Dianggap Kurang Bermakna, Patung Akar di Yogyakarta Dicopot

Senin, 10 Februari 2014 | 22:28 WIB
YOGYAKARTA, KOMPAS.com - Kepala UPT Malioboro, Syarif Teguh menegaskan bahwa pencopotan patung akar setengah manusia di kawasan titik nol km bukan karena adanya teror dari ormas tertentu. Namun lebih pada melihat kondisi patung dan izin pemasangan yang kedaluwarsa.

"Tidak ada teror dari ormas. Kalau kritik ada, di awal pemasangan mengenai arti patung yang tidak jelas," terang Syarif Teguh, Kepala UPT Malioboro saat dihubungi Kompas.com, Senin (10/2/2014).

Ia mengungkapkan, di izin pemasangan tercantum mulai September 2011 sampai Desember 2013. Jadi, karena sudah kedaluwarsa izinya, maka pada Januari 2014 langsung dicopot.

"Sebelum dicopot kita sudah berkomunikasi dengan seniman pembuatnya bahwa izin pemasangan sudah lewat," tandasnya.

Selain izin, pertimbangan lainnya adalah usia patung yang sudah tiga tahun. Cat sudah mulai mengelupas dan kondisi patung yang bisa dikatakan tidak kuat lagi karena cuaca.
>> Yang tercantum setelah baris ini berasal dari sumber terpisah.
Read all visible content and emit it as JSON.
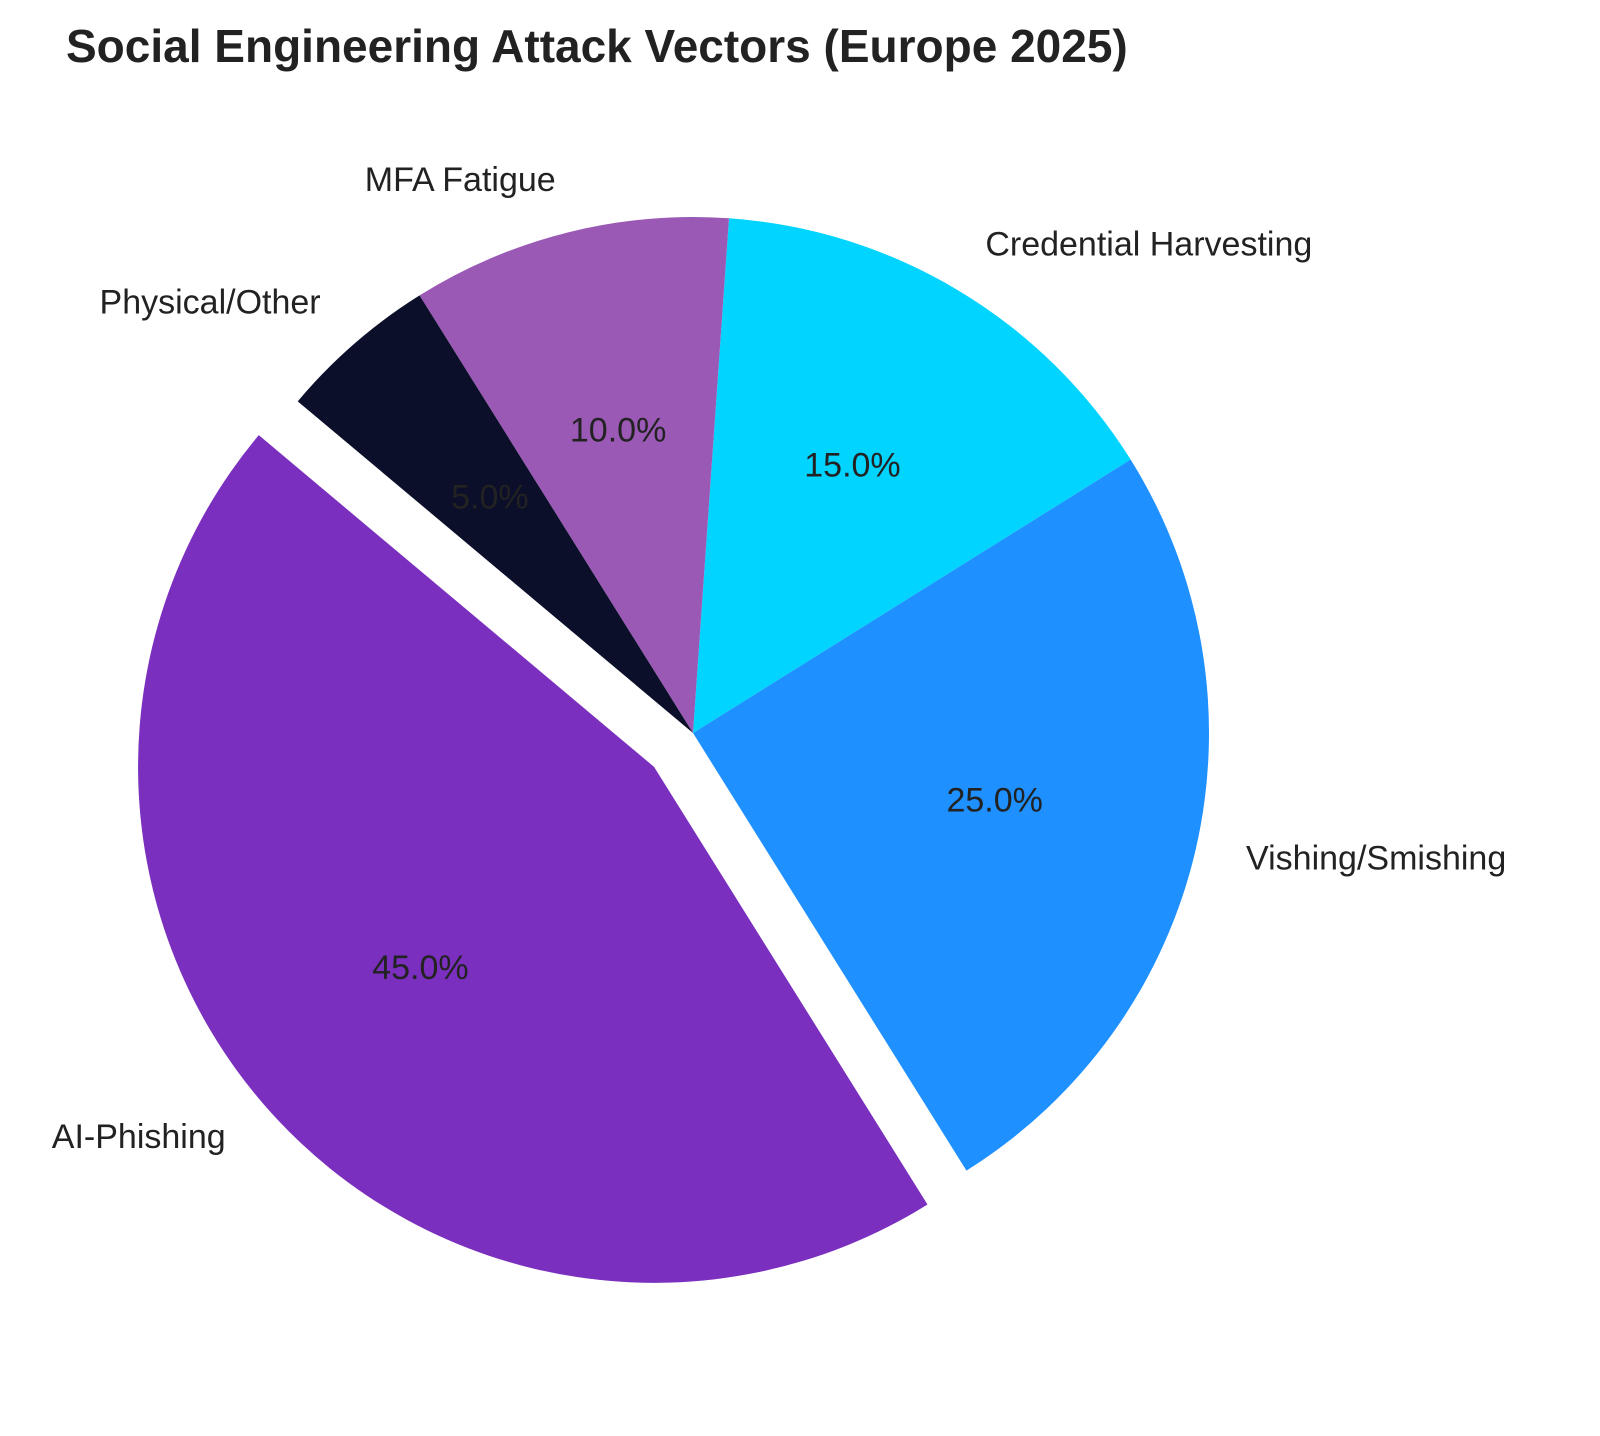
{
  "chart_data": {
    "type": "pie",
    "title": "Social Engineering Attack Vectors (Europe 2025)",
    "categories": [
      "AI-Phishing",
      "Vishing/Smishing",
      "Credential Harvesting",
      "MFA Fatigue",
      "Physical/Other"
    ],
    "values": [
      45,
      25,
      15,
      10,
      5
    ],
    "value_labels": [
      "45.0%",
      "25.0%",
      "15.0%",
      "10.0%",
      "5.0%"
    ],
    "colors": [
      "#7b2fbe",
      "#1e90ff",
      "#00d4ff",
      "#9b59b6",
      "#0b0f29"
    ],
    "explode": [
      0.1,
      0,
      0,
      0,
      0
    ]
  }
}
Menurutnya, patung akar setengah manusia yang dipasang di kawasan titik nol merupakan bagian dari seni. Menghiasi Yogyakarta sebagai kota budaya dan tujuan wisatawan. Persoalan interpretasi dari sebuah karya seni, Teguh menyatakan itu hak setiap orang yang melihat. Sebab persepsi orang tentu akan berbeda dan itu sah-sah saja.
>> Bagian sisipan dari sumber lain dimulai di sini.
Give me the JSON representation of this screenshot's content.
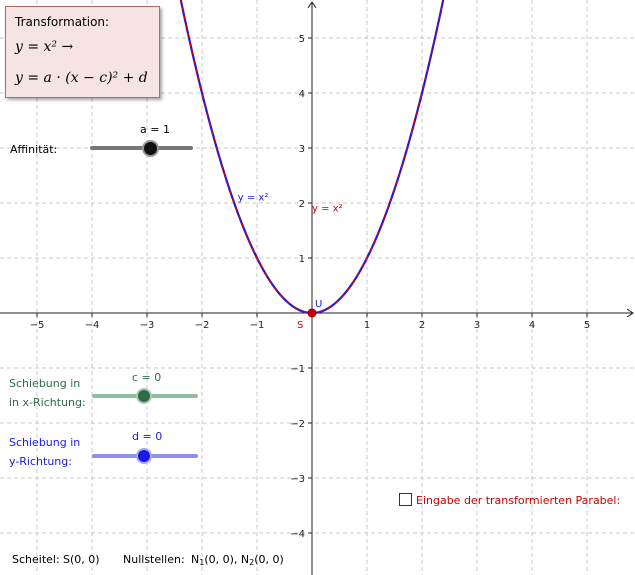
{
  "infobox": {
    "label": "Transformation:",
    "formula1": "y = x² →",
    "formula2": "y = a · (x − c)² + d"
  },
  "sliders": {
    "affinity": {
      "label": "Affinität:",
      "value_text": "a = 1",
      "value": 1,
      "color": "#555555"
    },
    "shift_x": {
      "label_line1": "Schiebung in",
      "label_line2": "in x-Richtung:",
      "value_text": "c = 0",
      "value": 0,
      "color": "#2e6b46"
    },
    "shift_y": {
      "label_line1": "Schiebung in",
      "label_line2": "y-Richtung:",
      "value_text": "d = 0",
      "value": 0,
      "color": "#1a1ae6"
    }
  },
  "checkbox": {
    "label": "Eingabe der transformierten Parabel:",
    "checked": false,
    "color": "#cc0000"
  },
  "footer": {
    "vertex_label": "Scheitel:",
    "vertex_value": "S(0, 0)",
    "zeros_label": "Nullstellen:",
    "zero1_main": "N",
    "zero1_sub": "1",
    "zero1_rest": "(0, 0), ",
    "zero2_main": "N",
    "zero2_sub": "2",
    "zero2_rest": "(0, 0)"
  },
  "chart_data": {
    "type": "line",
    "xlim": [
      -5.5,
      5.75
    ],
    "ylim": [
      -4.65,
      5.5
    ],
    "x_ticks": [
      -5,
      -4,
      -3,
      -2,
      -1,
      1,
      2,
      3,
      4,
      5
    ],
    "y_ticks": [
      -4,
      -3,
      -2,
      -1,
      1,
      2,
      3,
      4,
      5
    ],
    "x_tick_labels": [
      "−5",
      "−4",
      "−3",
      "−2",
      "−1",
      "1",
      "2",
      "3",
      "4",
      "5"
    ],
    "y_tick_labels": [
      "−4",
      "−3",
      "−2",
      "−1",
      "1",
      "2",
      "3",
      "4",
      "5"
    ],
    "grid": true,
    "series": [
      {
        "name": "y = x²",
        "a": 1,
        "c": 0,
        "d": 0,
        "color": "#1a1ae6",
        "label_at": [
          -1.35,
          2.05
        ]
      },
      {
        "name": "y = x²",
        "a": 1,
        "c": 0,
        "d": 0,
        "color": "#cc0000",
        "label_at": [
          0.0,
          1.85
        ]
      }
    ],
    "points": [
      {
        "name": "S",
        "x": 0,
        "y": 0,
        "label": "S",
        "label_color": "#cc0000",
        "fill": "#cc0000"
      },
      {
        "name": "U",
        "x": 0,
        "y": 0,
        "label": "U",
        "label_color": "#1a1ae6"
      }
    ]
  }
}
"Ada rencana pembuatnya akan memperbaiki patung akar itu. Namun belum tahu kapan," katanya.

Kini patung akar setengah manusia yang dulunya berada di kawasan titik nol km kota Yogyakarta disimpan di belakang kantor UPT Malioboro. Terkait rencana perbaikan masih dikoordinasikan dengan seniman pembuatnya.